Materials and Methods

Programming language, platform and availability

TEAM was written in Java 1.4. For storing data in our facility, we chose to use the open source MySQL database. Java and MySQL allow TEAM and its database to run on a variety of operating systems, such as Windows, Linux and Mac OS X. TEAM, along with its source code, can be downloaded free of charge at http://humgen.med.uu.nl/~lude/team. Instructions for its use and an explanation of how it works are also available.

Microarray origin, mapping of cDNAs and analysis of gene expression differences

We used microarrays from the University Health Network of Toronto, Ontario, Canada.7 Slide sets containing 19 200 genes printed in duplicate on two glass slides were used for the experiments. We used BLAST v2.2.517 on the NCBI assembly (release 31) to identify the location of all the nonredundant 18 110 cDNAs present on the arrays with an expectation cutoff of 10−10. When a sequence yielded multiple blast hits using this cutoff, the location with the lowest expectation value was considered to be the correct one. A total of 17 903 of the 18 110 (=99%) genes could be mapped on the genome. We tested whether genes showed significant differences in gene expression between various biopsies from different patient groups using GeneSpring v5.0 from Silicon Genetics (Silicon Genetics, Redwood City, Ca, USA).7

Physical mapping and representation of genetic markers and linkage graphs

Physical mapping of genetic markers and cDNAs was based upon the 12.31 release of Ensembl, which relies upon the NCBI 31 assembly. As Ensembl incorporates the physical location of genetic markers and genetic locations according to Decode (http://www.decodegenetics.com) and Marshfield/Genethon (http://research.marshfieldclinic.org/genetics) this enabled us to create genetic to physical conversion maps for all the chromosomes. No inconsistencies were observed when using Decode's map, compared to some inconsistencies that were found when using the Marshfield/Genethon map, as observed earlier.18

To allow for the analysis of genetic linkage graphs in a physical context, a conversion map between genetic (in cM) and physical (in bp) locations was constructed, based upon the physical location of all markers that have a known Decode genetic location. We obtained the physical and genetic marker locations from Ensembl (http://www.ensembl.org). In order to develop a continuous map, we used linear interpolation when required, that is, whenever we had to convert between the physical and genetic locations at a location not exactly at a marker, we used the two flanking markers with known genetic and physical locations to interpolate linearly for a conversion between the physical and genetic locations. Prior to the availability of markers within Ensembl we mapped the markers by electronic PCR.19 Our results agreed with the current Ensembl release.

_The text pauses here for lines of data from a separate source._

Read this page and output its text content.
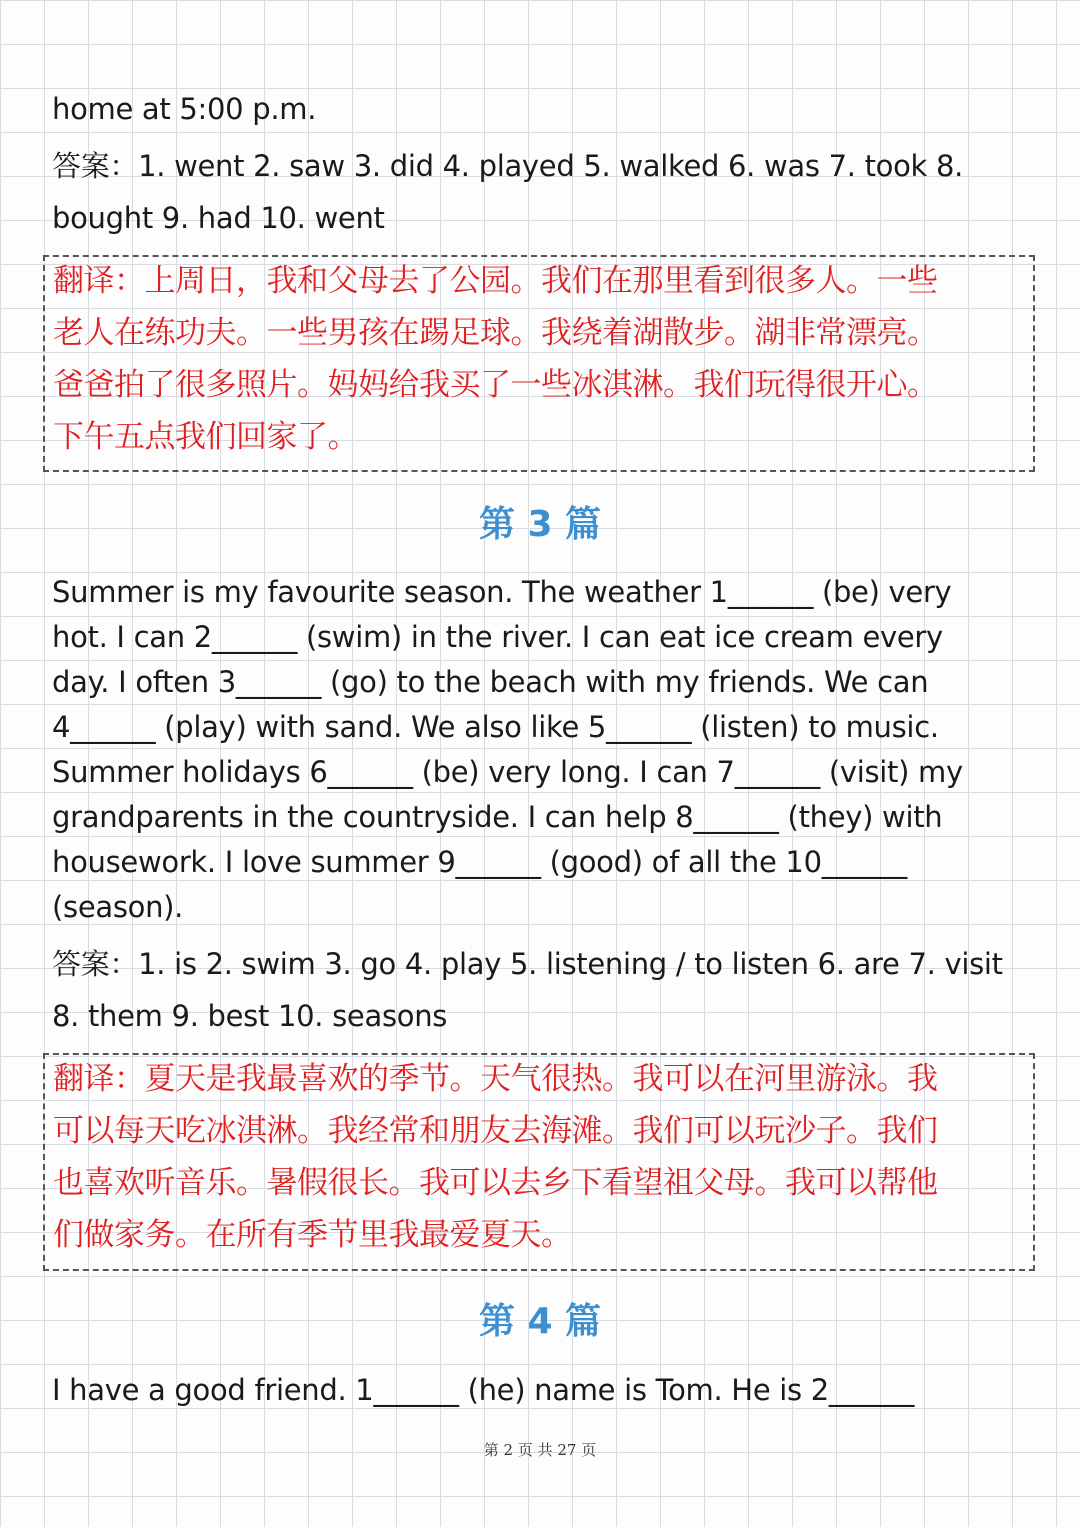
home at 5:00 p.m.
答案：1. went 2. saw 3. did 4. played 5. walked 6. was 7. took 8.
bought 9. had 10. went
翻译：上周日，我和父母去了公园。我们在那里看到很多人。一些
老人在练功夫。一些男孩在踢足球。我绕着湖散步。湖非常漂亮。
爸爸拍了很多照片。妈妈给我买了一些冰淇淋。我们玩得很开心。
下午五点我们回家了。
第 3 篇
Summer is my favourite season. The weather 1______ (be) very
hot. I can 2______ (swim) in the river. I can eat ice cream every
day. I often 3______ (go) to the beach with my friends. We can
4______ (play) with sand. We also like 5______ (listen) to music.
Summer holidays 6______ (be) very long. I can 7______ (visit) my
grandparents in the countryside. I can help 8______ (they) with
housework. I love summer 9______ (good) of all the 10______
(season).
答案：1. is 2. swim 3. go 4. play 5. listening / to listen 6. are 7. visit
8. them 9. best 10. seasons
翻译：夏天是我最喜欢的季节。天气很热。我可以在河里游泳。我
可以每天吃冰淇淋。我经常和朋友去海滩。我们可以玩沙子。我们
也喜欢听音乐。暑假很长。我可以去乡下看望祖父母。我可以帮他
们做家务。在所有季节里我最爱夏天。
第 4 篇
I have a good friend. 1______ (he) name is Tom. He is 2______
第 2 页 共 27 页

To ensure that data within TEAM are based upon the most current NCBI/Ensembl assembly and database, we have implemented database updating functionality within TEAM. When the Ensembl database has been updated, users can remap all data that rely upon the Ensembl database, within TEAM automatically. When a new assembly release becomes available, users should download this assembly. Subsequently within TEAM all data that rely upon sequence alignment can be remapped automatically as well.